One of the biggest developments to impact the intellectual property law has been in the area of patents. In 2011, Congress passed the Leahy-Smith America Invents Act. The legislation moved the United States from a system that awarded patents to original inventors to a system in which the patent goes to the first inventor to file with the U.S. Patent and Trademark Office.
The new law is “the largest change and biggest alteration to the Patent Act since the 1950s,” says Huntsville-based attorney Frank Caprio, who chairs the Intellectual Property Group for Bradley Arant Boult and Cummings LLP.
“The law has caused inventors to consider filing more often and more quickly than they have in the past,” he says.

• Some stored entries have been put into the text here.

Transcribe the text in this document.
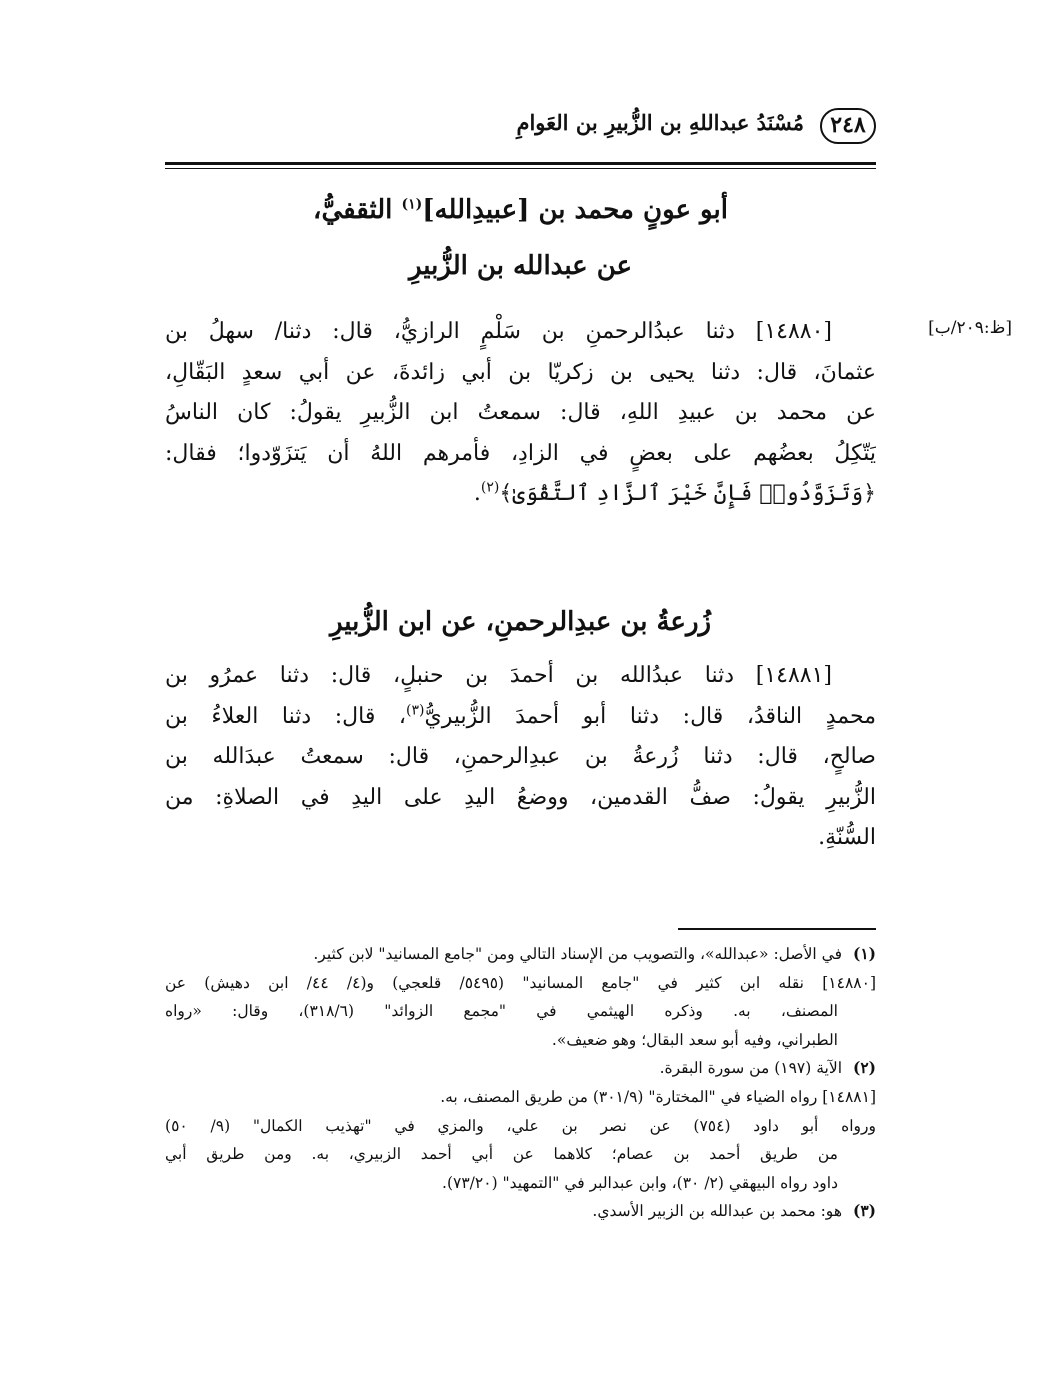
٢٤٨
مُسْنَدُ عبداللهِ بن الزُّبيرِ بن العَوامِ
أبو عونٍ محمد بن [عبيدِالله]$^{(١)}$ الثقفيُّ،
عن عبدالله بن الزُّبيرِ
[ظ:٢٠٩/ب]
[١٤٨٨٠] دثنا عبدُالرحمنِ بن سَلْمٍ الرازيُّ، قال: دثنا/ سهلُ بن
عثمانَ، قال: دثنا يحيى بن زكريّا بن أبي زائدةَ، عن أبي سعدٍ البَقّالِ،
عن محمد بن عبيدِ اللهِ، قال: سمعتُ ابن الزُّبيرِ يقولُ: كان الناسُ
يَتّكِلُ بعضُهم على بعضٍ في الزادِ، فأمرهم اللهُ أن يَتزَوّدوا؛ فقال:
﴿وَتَزَوَّدُوا۟ فَإِنَّ خَيْرَ ٱلزَّادِ ٱلتَّقْوَىٰ﴾$^{(٢)}$.
زُرعةُ بن عبدِالرحمنِ، عن ابن الزُّبيرِ
[١٤٨٨١] دثنا عبدُالله بن أحمدَ بن حنبلٍ، قال: دثنا عمرُو بن
محمدٍ الناقدُ، قال: دثنا أبو أحمدَ الزُّبيريُّ$^{(٣)}$، قال: دثنا العلاءُ بن
صالحٍ، قال: دثنا زُرعةُ بن عبدِالرحمنِ، قال: سمعتُ عبدَالله بن
الزُّبيرِ يقولُ: صفُّ القدمين، ووضعُ اليدِ على اليدِ في الصلاةِ: من
السُّنّةِ.
(١)في الأصل: «عبدالله»، والتصويب من الإسناد التالي ومن "جامع المسانيد" لابن كثير.
[١٤٨٨٠] نقله ابن كثير في "جامع المسانيد" (٥٤٩٥/ قلعجي) و(٤/ ٤٤/ ابن دهيش) عن
المصنف، به. وذكره الهيثمي في "مجمع الزوائد" (٣١٨/٦)، وقال: «رواه
الطبراني، وفيه أبو سعد البقال؛ وهو ضعيف».
(٢)الآية (١٩٧) من سورة البقرة.
[١٤٨٨١] رواه الضياء في "المختارة" (٣٠١/٩) من طريق المصنف، به.
ورواه أبو داود (٧٥٤) عن نصر بن علي، والمزي في "تهذيب الكمال" (٩/ ٥٠)
من طريق أحمد بن عصام؛ كلاهما عن أبي أحمد الزبيري، به. ومن طريق أبي
داود رواه البيهقي (٢/ ٣٠)، وابن عبدالبر في "التمهيد" (٧٣/٢٠).
(٣)هو: محمد بن عبدالله بن الزبير الأسدي.
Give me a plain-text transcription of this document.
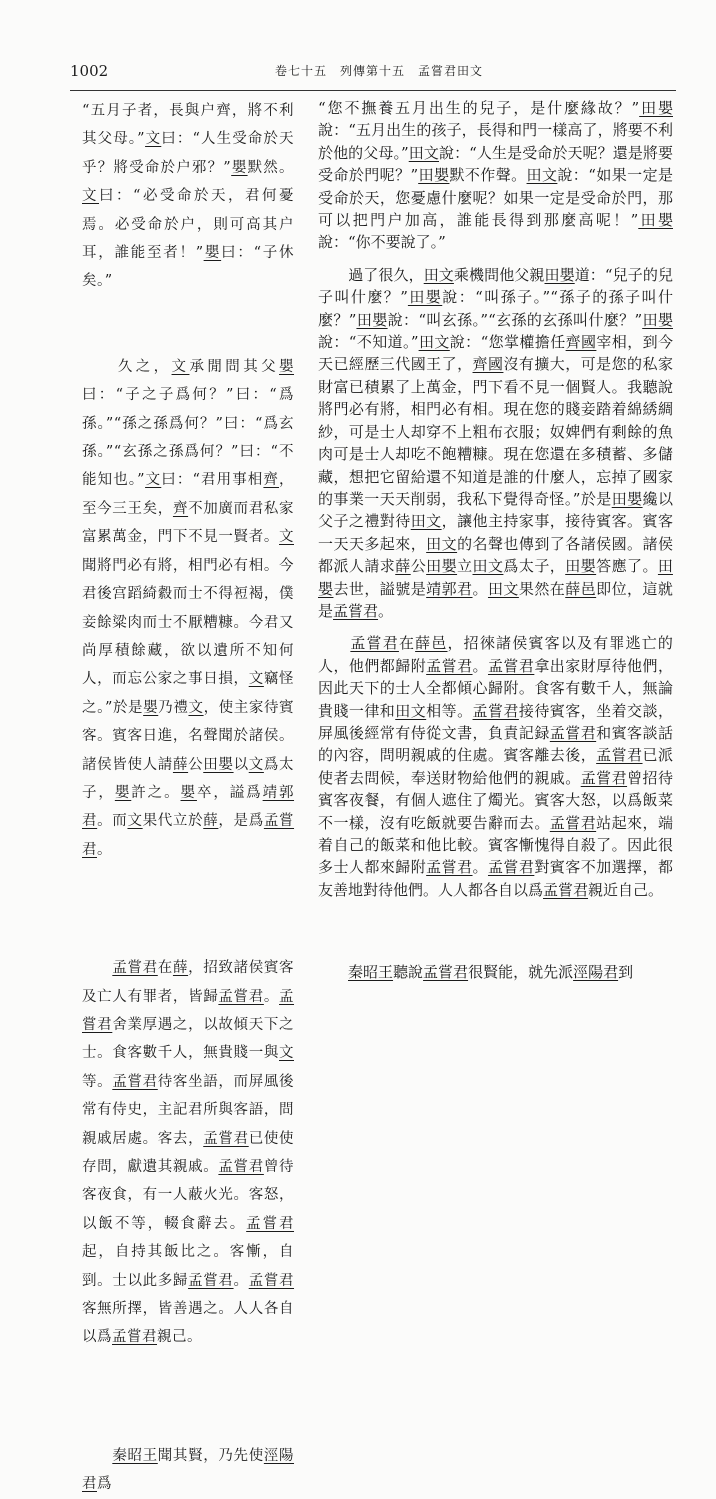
1002	卷七十五　列傳第十五　孟嘗君田文

“五月子者，長與户齊，將不利其父母。”文曰：“人生受命於天乎？將受命於户邪？”嬰默然。文曰：“必受命於天，君何憂焉。必受命於户，則可高其户耳，誰能至者！”嬰曰：“子休矣。”

　　久之，文承閒問其父嬰曰：“子之子爲何？”曰：“爲孫。”“孫之孫爲何？”曰：“爲玄孫。”“玄孫之孫爲何？”曰：“不能知也。”文曰：“君用事相齊，至今三王矣，齊不加廣而君私家富累萬金，門下不見一賢者。文聞將門必有將，相門必有相。今君後宫蹈綺縠而士不得裋褐，僕妾餘粱肉而士不厭糟糠。今君又尚厚積餘藏，欲以遺所不知何人，而忘公家之事日損，文竊怪之。”於是嬰乃禮文，使主家待賓客。賓客日進，名聲聞於諸侯。諸侯皆使人請薛公田嬰以文爲太子，嬰許之。嬰卒，謚爲靖郭君。而文果代立於薛，是爲孟嘗君。

　　孟嘗君在薛，招致諸侯賓客及亡人有罪者，皆歸孟嘗君。孟嘗君舍業厚遇之，以故傾天下之士。食客數千人，無貴賤一與文等。孟嘗君待客坐語，而屏風後常有侍史，主記君所與客語，問親戚居處。客去，孟嘗君已使使存問，獻遺其親戚。孟嘗君曾待客夜食，有一人蔽火光。客怒，以飯不等，輟食辭去。孟嘗君起，自持其飯比之。客慚，自剄。士以此多歸孟嘗君。孟嘗君客無所擇，皆善遇之。人人各自以爲孟嘗君親己。

　　秦昭王聞其賢，乃先使涇陽君爲

“您不撫養五月出生的兒子，是什麼緣故？”田嬰說：“五月出生的孩子，長得和門一樣高了，將要不利於他的父母。”田文說：“人生是受命於天呢？還是將要受命於門呢？”田嬰默不作聲。田文說：“如果一定是受命於天，您憂慮什麼呢？如果一定是受命於門，那可以把門户加高，誰能長得到那麼高呢！”田嬰說：“你不要說了。”

　　過了很久，田文乘機問他父親田嬰道：“兒子的兒子叫什麼？”田嬰說：“叫孫子。”“孫子的孫子叫什麼？”田嬰說：“叫玄孫。”“玄孫的玄孫叫什麼？”田嬰說：“不知道。”田文說：“您掌權擔任齊國宰相，到今天已經歷三代國王了，齊國沒有擴大，可是您的私家財富已積累了上萬金，門下看不見一個賢人。我聽說將門必有將，相門必有相。現在您的賤妾踏着綿綉綢紗，可是士人却穿不上粗布衣服；奴婢們有剩餘的魚肉可是士人却吃不飽糟糠。現在您還在多積蓄、多儲藏，想把它留給還不知道是誰的什麼人，忘掉了國家的事業一天天削弱，我私下覺得奇怪。”於是田嬰纔以父子之禮對待田文，讓他主持家事，接待賓客。賓客一天天多起來，田文的名聲也傳到了各諸侯國。諸侯都派人請求薛公田嬰立田文爲太子，田嬰答應了。田嬰去世，謚號是靖郭君。田文果然在薛邑即位，這就是孟嘗君。

　　孟嘗君在薛邑，招徠諸侯賓客以及有罪逃亡的人，他們都歸附孟嘗君。孟嘗君拿出家財厚待他們，因此天下的士人全都傾心歸附。食客有數千人，無論貴賤一律和田文相等。孟嘗君接待賓客，坐着交談，屏風後經常有侍從文書，負責記録孟嘗君和賓客談話的內容，問明親戚的住處。賓客離去後，孟嘗君已派使者去問候，奉送財物給他們的親戚。孟嘗君曾招待賓客夜餐，有個人遮住了燭光。賓客大怒，以爲飯菜不一樣，沒有吃飯就要告辭而去。孟嘗君站起來，端着自己的飯菜和他比較。賓客慚愧得自殺了。因此很多士人都來歸附孟嘗君。孟嘗君對賓客不加選擇，都友善地對待他們。人人都各自以爲孟嘗君親近自己。

　　秦昭王聽說孟嘗君很賢能，就先派涇陽君到
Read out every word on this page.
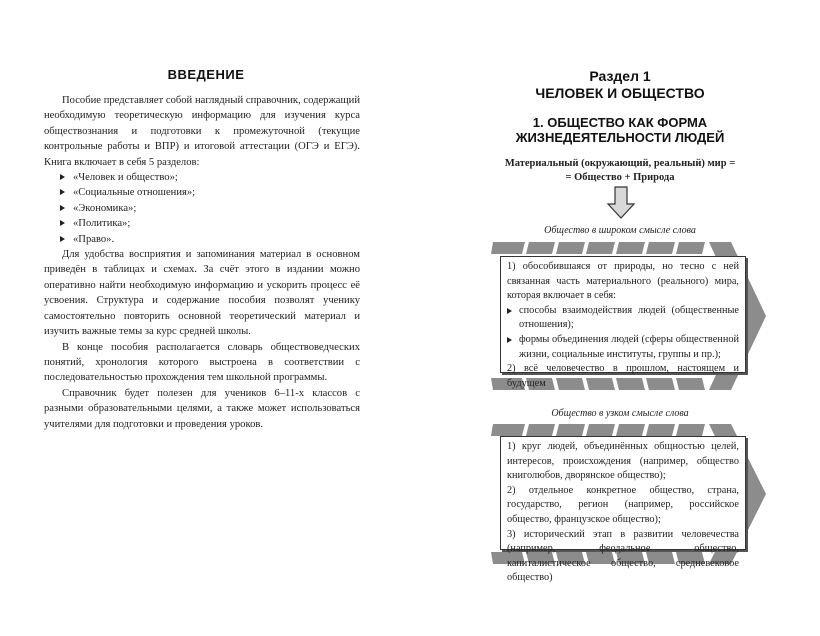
ВВЕДЕНИЕ

Пособие представляет собой наглядный справочник, содержащий необходимую теоретическую информацию для изучения курса обществознания и подготовки к промежуточной (текущие контрольные работы и ВПР) и итоговой аттестации (ОГЭ и ЕГЭ). Книга включает в себя 5 разделов:

«Человек и общество»;
«Социальные отношения»;
«Экономика»;
«Политика»;
«Право».

Для удобства восприятия и запоминания материал в основном приведён в таблицах и схемах. За счёт этого в издании можно оперативно найти необходимую информацию и ускорить процесс её усвоения. Структура и содержание пособия позволят ученику самостоятельно повторить основной теоретический материал и изучить важные темы за курс средней школы.

В конце пособия располагается словарь обществоведческих понятий, хронология которого выстроена в соответствии с последовательностью прохождения тем школьной программы.

Справочник будет полезен для учеников 6–11-х классов с разными образовательными целями, а также может использоваться учителями для подготовки и проведения уроков.

Раздел 1
ЧЕЛОВЕК И ОБЩЕСТВО
1. ОБЩЕСТВО КАК ФОРМА
ЖИЗНЕДЕЯТЕЛЬНОСТИ ЛЮДЕЙ
Материальный (окружающий, реальный) мир =
= Общество + Природа
Общество в широком смысле слова

1) обособившаяся от природы, но тесно с ней связанная часть материального (реального) мира, которая включает в себя:

способы взаимодействия людей (общественные отношения);
формы объединения людей (сферы общественной жизни, социальные институты, группы и пр.);

2) всё человечество в прошлом, настоящем и будущем

Общество в узком смысле слова

1) круг людей, объединённых общностью целей, интересов, происхождения (например, общество книголюбов, дворянское общество);

2) отдельное конкретное общество, страна, государство, регион (например, российское общество, французское общество);

3) исторический этап в развитии человечества (например, феодальное общество, капиталистическое общество, средневековое общество)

The firm has attorneys on hand to file patents with the U.S. Patent and Trademark Office. Patent attorneys are required to take a separate patent bar exam in order to practice. Bradley Arant also provides other services, such as trademark registration and counseling on how to maintain company trade secrets.
“We’re honored and just lucky to get to work with folks who create,” says Caprio, “and to be involved in helping them to protect their ideas.”
Gail Allyn Short is a freelance writer for Business Alabama. She lives in Birmingham.